Zuerst richtet er sich an die Wohlhabenden in der Gemeinde: „Ihr sollt nicht glauben, Geld sei etwas Sauberes. Nein, es hängt weltweit gesehen viel Unrecht daran, ja sogar etwas Dämonisches. Wer viel Geld hat, sollte schauen, dass er Zuneigung der Gemeinde gewinnt damit – nicht um hoch zu kommen, nicht um sich selbst Ansehen zu erkaufen. Jeder Mensch kommt einmal an sein Ende. Bei der letzten Rechenschaft über das Leben werdet ihr erfahren, ob für euch >eine Wohnung im Himmel< bereit ist. Da werden die Stimmen jener Menschen wieder erklingen, die ihr damals unterstützt habt – ihnen sogar finanziell geholfen habt. Sie werden euch dankbar sein und werden dafür eintreten, dass ihr ein Wohnrecht bekommt im Himmel. Ihr habt euren Besitz für soziale Dienste genützt, als ihr noch erfolgreich im Leben gestanden seid.“
Dann erwähnt Lukas Prüfkriterien, ob jemand für ein höheres Amt in der Glaubensgemeinschaft geeignet ist. Manche strebten damals das Amt aus Ehrgeiz an. Sie hatten sich vorher noch nicht in den kleinen, persönlichen Bereichen als gewissenhaft erwiesen. Die Leitung der Ekklesia, der Kirche, soll sich das Vorleben des Kandidaten gut anschauen, bevor sie ihm ein Amt überträgt. Der Rat lautet: Gebt nur jemandem ein Amt, der sich auch im Privatleben und im weltlichen Beruf als zuverlässig erwiesen hat.

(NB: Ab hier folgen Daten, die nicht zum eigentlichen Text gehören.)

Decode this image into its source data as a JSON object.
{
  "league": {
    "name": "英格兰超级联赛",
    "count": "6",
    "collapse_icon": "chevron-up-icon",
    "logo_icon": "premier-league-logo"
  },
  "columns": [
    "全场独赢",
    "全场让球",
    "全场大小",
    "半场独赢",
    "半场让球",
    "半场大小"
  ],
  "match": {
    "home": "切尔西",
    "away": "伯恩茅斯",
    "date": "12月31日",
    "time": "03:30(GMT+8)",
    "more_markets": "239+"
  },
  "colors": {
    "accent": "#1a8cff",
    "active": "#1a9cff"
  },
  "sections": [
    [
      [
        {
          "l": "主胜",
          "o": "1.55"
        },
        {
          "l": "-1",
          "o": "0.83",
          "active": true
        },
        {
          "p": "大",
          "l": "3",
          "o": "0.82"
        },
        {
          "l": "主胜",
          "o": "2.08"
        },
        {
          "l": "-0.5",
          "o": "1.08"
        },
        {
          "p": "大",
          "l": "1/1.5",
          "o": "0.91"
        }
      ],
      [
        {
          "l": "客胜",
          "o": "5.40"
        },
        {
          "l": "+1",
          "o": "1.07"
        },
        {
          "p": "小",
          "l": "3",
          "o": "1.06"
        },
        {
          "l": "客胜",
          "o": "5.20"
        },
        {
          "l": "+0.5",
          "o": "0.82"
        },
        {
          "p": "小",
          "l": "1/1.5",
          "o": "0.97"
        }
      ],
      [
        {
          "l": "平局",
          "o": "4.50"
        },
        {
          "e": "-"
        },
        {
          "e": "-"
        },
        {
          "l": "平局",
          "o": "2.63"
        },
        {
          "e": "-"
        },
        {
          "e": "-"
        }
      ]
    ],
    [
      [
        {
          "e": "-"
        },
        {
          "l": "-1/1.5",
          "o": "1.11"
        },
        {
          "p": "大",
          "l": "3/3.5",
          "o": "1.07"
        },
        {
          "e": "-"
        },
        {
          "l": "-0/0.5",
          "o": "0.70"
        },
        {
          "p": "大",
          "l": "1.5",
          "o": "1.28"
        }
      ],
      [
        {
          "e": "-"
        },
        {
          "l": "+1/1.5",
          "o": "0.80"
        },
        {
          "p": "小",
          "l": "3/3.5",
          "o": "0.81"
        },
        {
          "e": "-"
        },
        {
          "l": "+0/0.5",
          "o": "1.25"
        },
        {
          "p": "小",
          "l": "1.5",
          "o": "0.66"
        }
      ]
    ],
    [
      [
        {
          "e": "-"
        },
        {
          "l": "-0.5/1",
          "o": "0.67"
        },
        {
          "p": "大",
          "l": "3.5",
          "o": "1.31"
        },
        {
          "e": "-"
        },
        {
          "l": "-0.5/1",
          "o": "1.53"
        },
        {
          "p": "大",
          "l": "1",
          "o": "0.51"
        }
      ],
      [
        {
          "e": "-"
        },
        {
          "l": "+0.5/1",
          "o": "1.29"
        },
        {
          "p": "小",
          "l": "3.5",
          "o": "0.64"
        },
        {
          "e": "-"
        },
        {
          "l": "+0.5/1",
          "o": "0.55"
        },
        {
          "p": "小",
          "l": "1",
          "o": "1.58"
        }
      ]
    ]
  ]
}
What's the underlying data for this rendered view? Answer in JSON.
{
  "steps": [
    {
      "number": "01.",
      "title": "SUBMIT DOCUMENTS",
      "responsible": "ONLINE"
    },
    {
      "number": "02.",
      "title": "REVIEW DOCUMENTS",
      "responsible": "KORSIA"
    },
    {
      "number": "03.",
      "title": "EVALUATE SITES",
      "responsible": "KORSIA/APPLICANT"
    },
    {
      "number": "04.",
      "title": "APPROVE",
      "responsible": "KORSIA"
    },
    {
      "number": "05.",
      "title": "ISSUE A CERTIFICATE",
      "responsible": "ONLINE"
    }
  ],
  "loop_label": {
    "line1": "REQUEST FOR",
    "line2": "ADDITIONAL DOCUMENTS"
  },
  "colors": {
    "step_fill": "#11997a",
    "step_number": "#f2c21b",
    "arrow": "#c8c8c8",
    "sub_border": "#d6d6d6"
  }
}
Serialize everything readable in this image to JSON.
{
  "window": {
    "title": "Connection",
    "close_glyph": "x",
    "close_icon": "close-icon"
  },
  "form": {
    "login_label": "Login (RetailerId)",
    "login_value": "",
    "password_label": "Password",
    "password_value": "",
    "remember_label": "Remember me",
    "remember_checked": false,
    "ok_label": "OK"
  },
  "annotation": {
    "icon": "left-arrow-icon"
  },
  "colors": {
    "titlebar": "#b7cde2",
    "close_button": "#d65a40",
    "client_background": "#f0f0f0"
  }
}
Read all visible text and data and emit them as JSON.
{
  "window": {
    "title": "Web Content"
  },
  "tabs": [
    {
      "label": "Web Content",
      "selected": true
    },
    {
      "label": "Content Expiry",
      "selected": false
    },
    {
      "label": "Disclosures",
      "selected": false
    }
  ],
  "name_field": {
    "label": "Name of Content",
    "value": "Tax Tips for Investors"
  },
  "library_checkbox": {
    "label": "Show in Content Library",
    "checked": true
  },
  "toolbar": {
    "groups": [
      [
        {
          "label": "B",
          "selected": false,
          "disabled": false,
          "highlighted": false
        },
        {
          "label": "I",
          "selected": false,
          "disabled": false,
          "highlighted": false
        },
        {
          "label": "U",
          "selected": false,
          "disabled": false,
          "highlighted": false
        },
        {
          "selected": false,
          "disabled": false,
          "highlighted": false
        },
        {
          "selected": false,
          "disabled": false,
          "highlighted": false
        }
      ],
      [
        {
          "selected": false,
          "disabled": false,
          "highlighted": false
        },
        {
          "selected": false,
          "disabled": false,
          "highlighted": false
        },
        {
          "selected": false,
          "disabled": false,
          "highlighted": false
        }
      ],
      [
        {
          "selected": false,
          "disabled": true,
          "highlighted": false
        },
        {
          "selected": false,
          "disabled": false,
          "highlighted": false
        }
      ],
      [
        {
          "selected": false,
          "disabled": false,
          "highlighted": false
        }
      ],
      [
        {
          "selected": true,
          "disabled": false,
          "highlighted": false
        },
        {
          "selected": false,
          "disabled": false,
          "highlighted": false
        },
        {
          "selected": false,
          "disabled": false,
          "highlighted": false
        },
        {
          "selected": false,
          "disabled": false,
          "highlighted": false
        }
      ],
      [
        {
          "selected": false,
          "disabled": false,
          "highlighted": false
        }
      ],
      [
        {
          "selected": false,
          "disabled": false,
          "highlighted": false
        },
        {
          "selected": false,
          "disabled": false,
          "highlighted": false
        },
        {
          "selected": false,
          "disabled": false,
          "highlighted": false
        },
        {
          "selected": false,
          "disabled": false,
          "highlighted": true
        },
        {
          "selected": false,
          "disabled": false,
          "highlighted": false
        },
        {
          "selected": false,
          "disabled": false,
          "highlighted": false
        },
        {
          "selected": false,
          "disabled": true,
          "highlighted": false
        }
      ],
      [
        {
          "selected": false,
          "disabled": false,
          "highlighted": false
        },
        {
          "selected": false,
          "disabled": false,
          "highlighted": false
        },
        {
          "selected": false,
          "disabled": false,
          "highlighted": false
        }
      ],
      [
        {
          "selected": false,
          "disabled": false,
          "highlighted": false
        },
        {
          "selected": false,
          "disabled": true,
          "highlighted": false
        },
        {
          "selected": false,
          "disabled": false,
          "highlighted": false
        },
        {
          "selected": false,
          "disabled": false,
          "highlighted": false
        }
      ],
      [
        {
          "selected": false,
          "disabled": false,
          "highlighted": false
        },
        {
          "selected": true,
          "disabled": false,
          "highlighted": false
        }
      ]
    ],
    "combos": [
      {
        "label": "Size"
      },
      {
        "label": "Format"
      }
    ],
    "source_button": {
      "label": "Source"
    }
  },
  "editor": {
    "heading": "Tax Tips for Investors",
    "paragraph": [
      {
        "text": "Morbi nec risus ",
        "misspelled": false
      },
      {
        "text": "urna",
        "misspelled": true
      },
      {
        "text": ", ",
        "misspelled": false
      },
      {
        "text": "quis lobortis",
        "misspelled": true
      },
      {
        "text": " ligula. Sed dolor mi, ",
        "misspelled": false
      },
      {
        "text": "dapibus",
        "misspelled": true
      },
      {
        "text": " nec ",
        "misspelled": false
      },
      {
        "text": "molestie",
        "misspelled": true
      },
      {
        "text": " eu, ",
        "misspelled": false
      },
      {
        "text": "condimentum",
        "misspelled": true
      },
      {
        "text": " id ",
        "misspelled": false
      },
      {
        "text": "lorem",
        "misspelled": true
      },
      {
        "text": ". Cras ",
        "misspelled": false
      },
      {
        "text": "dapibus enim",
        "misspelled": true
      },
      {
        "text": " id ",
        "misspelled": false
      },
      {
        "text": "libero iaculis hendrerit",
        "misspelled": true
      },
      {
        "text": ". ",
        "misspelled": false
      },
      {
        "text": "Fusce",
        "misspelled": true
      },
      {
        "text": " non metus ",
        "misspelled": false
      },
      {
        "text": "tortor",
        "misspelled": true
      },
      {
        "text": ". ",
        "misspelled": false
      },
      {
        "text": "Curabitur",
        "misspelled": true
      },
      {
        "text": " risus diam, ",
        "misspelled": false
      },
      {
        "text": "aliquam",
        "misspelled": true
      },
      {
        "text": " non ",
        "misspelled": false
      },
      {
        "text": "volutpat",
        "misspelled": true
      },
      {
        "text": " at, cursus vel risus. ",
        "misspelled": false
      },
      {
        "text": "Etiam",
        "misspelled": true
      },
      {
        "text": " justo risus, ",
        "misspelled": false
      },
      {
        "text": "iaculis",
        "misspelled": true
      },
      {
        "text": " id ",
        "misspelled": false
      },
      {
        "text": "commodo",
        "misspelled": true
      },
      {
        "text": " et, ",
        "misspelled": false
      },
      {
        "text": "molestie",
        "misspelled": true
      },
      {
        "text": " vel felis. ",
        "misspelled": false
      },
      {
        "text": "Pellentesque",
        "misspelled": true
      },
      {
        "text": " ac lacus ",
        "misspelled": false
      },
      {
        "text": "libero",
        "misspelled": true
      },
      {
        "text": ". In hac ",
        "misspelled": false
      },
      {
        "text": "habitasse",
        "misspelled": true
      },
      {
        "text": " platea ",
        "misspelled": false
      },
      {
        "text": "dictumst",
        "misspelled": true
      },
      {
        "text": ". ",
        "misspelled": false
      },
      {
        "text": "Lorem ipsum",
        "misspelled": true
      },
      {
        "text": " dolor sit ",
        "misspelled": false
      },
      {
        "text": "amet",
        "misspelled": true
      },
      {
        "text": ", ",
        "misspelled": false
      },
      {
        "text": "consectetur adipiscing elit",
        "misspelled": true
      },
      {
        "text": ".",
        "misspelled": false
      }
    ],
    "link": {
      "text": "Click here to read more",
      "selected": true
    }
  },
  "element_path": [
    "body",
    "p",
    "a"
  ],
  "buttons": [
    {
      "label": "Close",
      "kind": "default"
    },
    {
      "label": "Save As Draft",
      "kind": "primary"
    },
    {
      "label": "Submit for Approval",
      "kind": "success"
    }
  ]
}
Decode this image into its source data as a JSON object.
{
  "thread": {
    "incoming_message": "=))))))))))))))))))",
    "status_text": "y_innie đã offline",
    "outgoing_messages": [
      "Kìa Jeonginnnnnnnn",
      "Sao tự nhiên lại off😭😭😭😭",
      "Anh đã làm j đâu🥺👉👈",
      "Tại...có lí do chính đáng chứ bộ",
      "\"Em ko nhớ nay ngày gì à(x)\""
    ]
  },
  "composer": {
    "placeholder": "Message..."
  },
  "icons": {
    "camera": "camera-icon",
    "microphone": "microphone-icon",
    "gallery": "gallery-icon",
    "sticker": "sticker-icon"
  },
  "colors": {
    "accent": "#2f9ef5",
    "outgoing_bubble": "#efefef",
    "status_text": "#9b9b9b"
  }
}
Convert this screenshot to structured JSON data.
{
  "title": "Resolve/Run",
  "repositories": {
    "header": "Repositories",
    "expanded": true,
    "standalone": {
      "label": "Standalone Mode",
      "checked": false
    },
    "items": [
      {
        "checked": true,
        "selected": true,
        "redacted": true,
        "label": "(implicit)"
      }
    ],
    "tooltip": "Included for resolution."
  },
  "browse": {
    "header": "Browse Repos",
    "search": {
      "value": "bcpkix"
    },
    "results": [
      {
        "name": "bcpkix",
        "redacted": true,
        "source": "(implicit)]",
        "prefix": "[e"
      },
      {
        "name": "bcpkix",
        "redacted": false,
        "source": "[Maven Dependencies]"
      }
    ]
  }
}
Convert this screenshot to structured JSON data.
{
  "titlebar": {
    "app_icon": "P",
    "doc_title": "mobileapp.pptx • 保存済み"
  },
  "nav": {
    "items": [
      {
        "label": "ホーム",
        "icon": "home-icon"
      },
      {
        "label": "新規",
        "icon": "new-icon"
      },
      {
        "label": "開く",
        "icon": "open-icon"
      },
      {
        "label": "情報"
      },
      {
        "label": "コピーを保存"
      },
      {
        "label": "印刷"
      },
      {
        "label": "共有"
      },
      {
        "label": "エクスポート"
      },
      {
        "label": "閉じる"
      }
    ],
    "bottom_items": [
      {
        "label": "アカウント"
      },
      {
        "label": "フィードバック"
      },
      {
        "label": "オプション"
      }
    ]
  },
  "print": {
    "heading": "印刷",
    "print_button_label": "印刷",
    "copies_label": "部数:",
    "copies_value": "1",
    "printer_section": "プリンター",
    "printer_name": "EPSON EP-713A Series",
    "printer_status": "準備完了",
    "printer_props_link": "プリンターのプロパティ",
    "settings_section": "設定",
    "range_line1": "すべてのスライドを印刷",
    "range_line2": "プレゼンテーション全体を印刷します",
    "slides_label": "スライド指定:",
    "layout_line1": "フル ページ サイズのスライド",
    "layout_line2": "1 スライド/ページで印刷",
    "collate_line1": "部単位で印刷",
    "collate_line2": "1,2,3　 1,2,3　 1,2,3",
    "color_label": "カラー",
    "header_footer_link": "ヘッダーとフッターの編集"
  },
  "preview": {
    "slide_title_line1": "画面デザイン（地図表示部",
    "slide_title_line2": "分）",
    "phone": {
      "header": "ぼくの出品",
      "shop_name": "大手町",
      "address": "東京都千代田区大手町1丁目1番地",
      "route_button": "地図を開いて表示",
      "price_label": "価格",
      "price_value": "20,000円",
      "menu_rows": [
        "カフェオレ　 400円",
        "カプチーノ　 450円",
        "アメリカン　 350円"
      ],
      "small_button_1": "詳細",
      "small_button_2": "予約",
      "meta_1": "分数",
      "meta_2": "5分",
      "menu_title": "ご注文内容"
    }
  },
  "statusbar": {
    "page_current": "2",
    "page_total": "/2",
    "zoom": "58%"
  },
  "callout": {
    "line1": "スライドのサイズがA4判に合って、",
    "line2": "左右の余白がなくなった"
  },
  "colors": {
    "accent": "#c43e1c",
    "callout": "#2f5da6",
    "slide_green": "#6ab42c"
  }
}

Abschließend folgt noch die Warnung: Kein Hausangestellter kann sich zwei Herren unterwerfen; er wird entweder zu dem einen auf Abstand gehen und der andere wird ihm viel bedeuten oder er wird zu dem einen halten und den andern verachten. Ihr könnt euch nicht dem Schöpfer der Welt in die Arme werden und gleichzeitig den Besitztümern. Ihr könnt euch nicht in die Abhängigkeit Gottes begeben und gleichzeitig in Beschlag nehmen lassen von den golden glänzenden Dingen der Welt. Es geht hier um enge Bindung und da gibt es nur ein Entweder Oder.